O artigo publicado tem como primeira autora a doutoranda
Glaucia Villar, orientada por ela. Joseli explica que as células cardíacas
passam por efeito de “estresse oxidativo” que vem da resposta imunológica do
organismo ao tentar controlar o ser estranho. E o parasita é persistente. O
remédio disponível atualmente para o tratamento desta doença, considerada
negligenciada, é o benznidazol. No tratamento com este medicamento, há redução
da quantidade de parasitas, porém sem reversão dos danos cardíacos. Já em duas
outras terapias baseadas em moléculas de ação antioxidante — o fármaco
metformina, usado no tratamento da diabetes, e o composto tempol —, também
estudadas pelos pesquisadores, os efeitos cardioprotetores mostraram-se
semelhantes aos do resveratrol. Estas últimas, por outro lado, não eliminam os
agentes infecciosos. O resveratrol entraria, então, com a ação completa, na
medida que ativa um mecanismo (ainda não identificado) que leva o parasita à
morte.
Ainda precisamos saber a via molecular onde esse combate
ocorre. O resveratrol já é conhecido por seu efeito cardioprotetor em pessoas
saudáveis. Na pesquisa com os animais, que foram monitorados com
eletrocardiograma, ele funcionou mesmo com o tratamento tardio, meses após a
infecção e já com complicações no coração. Já o benznidazol, ainda que atue bem
na fase aguda, para a fase crônica tem pouco efeito — acrescenta.

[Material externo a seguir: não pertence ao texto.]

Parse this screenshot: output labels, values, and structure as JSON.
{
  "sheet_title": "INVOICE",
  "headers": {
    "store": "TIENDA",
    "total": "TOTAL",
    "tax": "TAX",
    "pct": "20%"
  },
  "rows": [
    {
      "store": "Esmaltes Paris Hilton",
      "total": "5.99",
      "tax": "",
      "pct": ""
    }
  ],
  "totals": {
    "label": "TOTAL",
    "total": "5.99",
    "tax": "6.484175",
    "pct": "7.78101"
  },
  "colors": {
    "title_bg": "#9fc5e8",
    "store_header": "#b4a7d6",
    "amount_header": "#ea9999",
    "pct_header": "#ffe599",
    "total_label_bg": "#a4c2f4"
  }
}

Antes da realização de testes clínicos com o resveratrol em
pacientes será preciso definir um esquema de administração oral eficaz e de
associações com outras substâncias. “O uso de antioxidantes em terapias tem um
histórico de dificuldades, possivelmente em função das moléculas escolhidas e
do seu tempo de permanência no organismo. No estudo, utilizamos principalmente
a administração por injeção, mas também tivemos resultados bons com um
protocolo de administração oral, que pode ser melhorado. Queremos testar o
funcionamento do resveratrol oral associado com piperina, para aumento da vida
média, como se faz em suplementos alimentares”, explicou Claudia, também à
frente da pesquisa.
Diversos estudos apontam que consumir resveratrol através
do suco de uva ou do vinho pode fazer bem ao coração de forma geral. Porém,
para garantir que a molécula tenha o efeito desejado no tratamento da
cardiopatia chagásica precisamos determinar as doses adequadas — reforça
Joseli, lembrando que devem ser avaliados também o impacto do tratamento em
estágios mais avançados da doença e a evolução do quadro após a interrupção da
terapia.
Para o atual presidente da Sociedade de Cardiologia do
Estado do Rio de Janeiro, o cardiologista Ricardo Mourilhe, no entanto, os
benefícios do resveratrol ainda não têm comprovação científica em humanos.
Até os últimos estudos, não havia nenhum benefício
comprovado com o uso do resveratrol. Todos os ensaios clínicos feitos foram
pequenos e, em geral, com animais. Quando usado em humanos, eles não resultaram
em dados reproduzidos em todos os trabalhos; alguns deram positivos, outros não
deram em nada, então, não existe evidência científica, até o momento, para a
utilização em seres humanos com o objetivo de melhoria cardiovascular — afirma.
Segundo ele, o mecanismo antioxidante relacionado ao
resveratrol, vendido como suplemento alimentar, existe a nível laboratorial (em
ação in vitro), mas seria “apenas suposição” dizer que a substância traz os
mesmos efeitos para a população.
A indústria desses produtos rejuvenescedores,
antioxidantes, tem um poder de venda muito grande, mas é baseada em trabalhos
experimentais, com casos esporádicos. O resveratrol, normalmente, não é
encontrado puro. A maioria dos trabalhos feitos com seres humanos utilizando
essa substância é misturada a outros produtos também antioxidantes e isso
enfraquece sua eficácia isolada — frisa.